For patients with tumors that have an EGFR gene mutation, the best treatment option depends on whether the cancer has developed a mutation called T790M, which makes it resistant to the TKI. For patients with tumors that have an ALK, ROS1, BRAF gene mutation, our lung cancer specialist will help you plan your subsequent lines of treatment, which includes new generation TKIs and immunotherapy.
3) Palliative care will also be important to help relieve symptoms and side effects. Radiation therapy or surgery may also be used to treat metastases that are causing pain or other symptoms. Bone metastases that weaken major bones can be treated with surgery, and the bones can be reinforced using metal implants.

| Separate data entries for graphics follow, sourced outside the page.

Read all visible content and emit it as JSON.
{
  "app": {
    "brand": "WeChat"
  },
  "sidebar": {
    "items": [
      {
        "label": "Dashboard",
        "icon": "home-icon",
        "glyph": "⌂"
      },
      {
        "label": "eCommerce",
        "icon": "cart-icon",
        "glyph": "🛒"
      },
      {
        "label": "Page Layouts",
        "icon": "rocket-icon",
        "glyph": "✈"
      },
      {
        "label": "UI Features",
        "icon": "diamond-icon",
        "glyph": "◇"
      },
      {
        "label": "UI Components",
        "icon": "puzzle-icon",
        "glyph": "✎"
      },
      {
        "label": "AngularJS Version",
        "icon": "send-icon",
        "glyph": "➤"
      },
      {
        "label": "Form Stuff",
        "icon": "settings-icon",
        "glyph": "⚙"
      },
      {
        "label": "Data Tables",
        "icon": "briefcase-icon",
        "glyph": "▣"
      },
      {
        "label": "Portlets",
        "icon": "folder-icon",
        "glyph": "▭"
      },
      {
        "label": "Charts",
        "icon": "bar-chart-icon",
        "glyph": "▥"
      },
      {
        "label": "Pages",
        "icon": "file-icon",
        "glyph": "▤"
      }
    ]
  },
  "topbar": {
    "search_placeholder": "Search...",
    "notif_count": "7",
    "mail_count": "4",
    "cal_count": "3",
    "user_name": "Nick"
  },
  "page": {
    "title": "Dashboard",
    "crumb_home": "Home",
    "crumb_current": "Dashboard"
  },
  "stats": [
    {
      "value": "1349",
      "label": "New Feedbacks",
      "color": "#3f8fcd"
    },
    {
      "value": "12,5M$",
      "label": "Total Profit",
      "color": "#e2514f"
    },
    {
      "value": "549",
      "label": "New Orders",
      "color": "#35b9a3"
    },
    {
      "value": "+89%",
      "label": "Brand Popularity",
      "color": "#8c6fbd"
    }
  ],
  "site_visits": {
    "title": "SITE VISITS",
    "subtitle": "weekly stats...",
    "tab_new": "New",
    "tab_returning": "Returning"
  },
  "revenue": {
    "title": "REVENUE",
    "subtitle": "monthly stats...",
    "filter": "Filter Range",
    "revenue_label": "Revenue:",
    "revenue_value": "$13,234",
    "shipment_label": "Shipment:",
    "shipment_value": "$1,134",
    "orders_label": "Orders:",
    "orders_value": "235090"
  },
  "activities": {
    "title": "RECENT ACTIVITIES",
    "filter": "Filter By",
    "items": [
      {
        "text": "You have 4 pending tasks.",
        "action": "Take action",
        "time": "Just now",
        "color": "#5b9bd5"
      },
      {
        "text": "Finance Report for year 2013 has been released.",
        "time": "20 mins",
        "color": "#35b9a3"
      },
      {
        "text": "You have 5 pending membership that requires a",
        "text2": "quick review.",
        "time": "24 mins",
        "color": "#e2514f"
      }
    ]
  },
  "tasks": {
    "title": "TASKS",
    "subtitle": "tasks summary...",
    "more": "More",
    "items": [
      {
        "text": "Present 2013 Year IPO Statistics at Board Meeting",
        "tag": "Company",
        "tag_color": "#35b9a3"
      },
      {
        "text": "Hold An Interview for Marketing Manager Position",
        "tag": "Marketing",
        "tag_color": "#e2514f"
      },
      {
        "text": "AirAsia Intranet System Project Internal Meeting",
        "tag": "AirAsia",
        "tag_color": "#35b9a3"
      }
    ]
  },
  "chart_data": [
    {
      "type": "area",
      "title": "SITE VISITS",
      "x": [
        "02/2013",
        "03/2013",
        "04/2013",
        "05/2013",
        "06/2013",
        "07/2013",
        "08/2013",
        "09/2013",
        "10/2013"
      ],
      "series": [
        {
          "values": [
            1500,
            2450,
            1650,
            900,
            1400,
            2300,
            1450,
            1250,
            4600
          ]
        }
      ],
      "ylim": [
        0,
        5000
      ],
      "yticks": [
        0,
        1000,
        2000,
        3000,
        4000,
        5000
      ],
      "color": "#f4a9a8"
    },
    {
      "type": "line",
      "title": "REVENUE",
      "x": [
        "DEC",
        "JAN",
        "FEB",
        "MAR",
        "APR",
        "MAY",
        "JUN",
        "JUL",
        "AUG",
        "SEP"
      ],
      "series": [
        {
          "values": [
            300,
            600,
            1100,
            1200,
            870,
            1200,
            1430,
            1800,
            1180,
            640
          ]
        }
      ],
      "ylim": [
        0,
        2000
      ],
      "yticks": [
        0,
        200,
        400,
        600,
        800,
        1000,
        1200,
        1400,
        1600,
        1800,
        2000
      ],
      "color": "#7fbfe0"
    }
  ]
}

Onco Life Centre combines key elements of lung cancer care and lung cancer treatment under one roof, with convenience and speed. At Onco Life Centre, we have the necessary medical disciplines to achieve this. Our board certified highly experienced consultant oncologists have earned recognition for excellence in the field of lung cancer treatment, providing our patients with the most advanced lung cancer treatment options.
Treatment cost for lung cancer depends on several factors, such as the staging and also the sub-type of the lung cancer. Generally, using only chemotherapy is cheaper compared to using targeted therapy or immunotherapy. The more advanced the cancer stage, the more expensive it becomes to treat the cancer. At Onco Life Centre, the cost for treating lung cancer using chemotherapy for most of our patients range from MYR5,000 to MYR8,000 per cycle. Using Targeted Therapy can range from MYR6,000 and above, depending on the specific type of targeted therapy drug used. Immunotherapy can range from MYR9,000 and above depending on the specific type and dosage of immunotherapy drug used.
Patients and their families have opportunities to talk about the way they are feeling with our oncologists, nurses, counselors, or join our psychosocial program and support group at Onco Life Centre.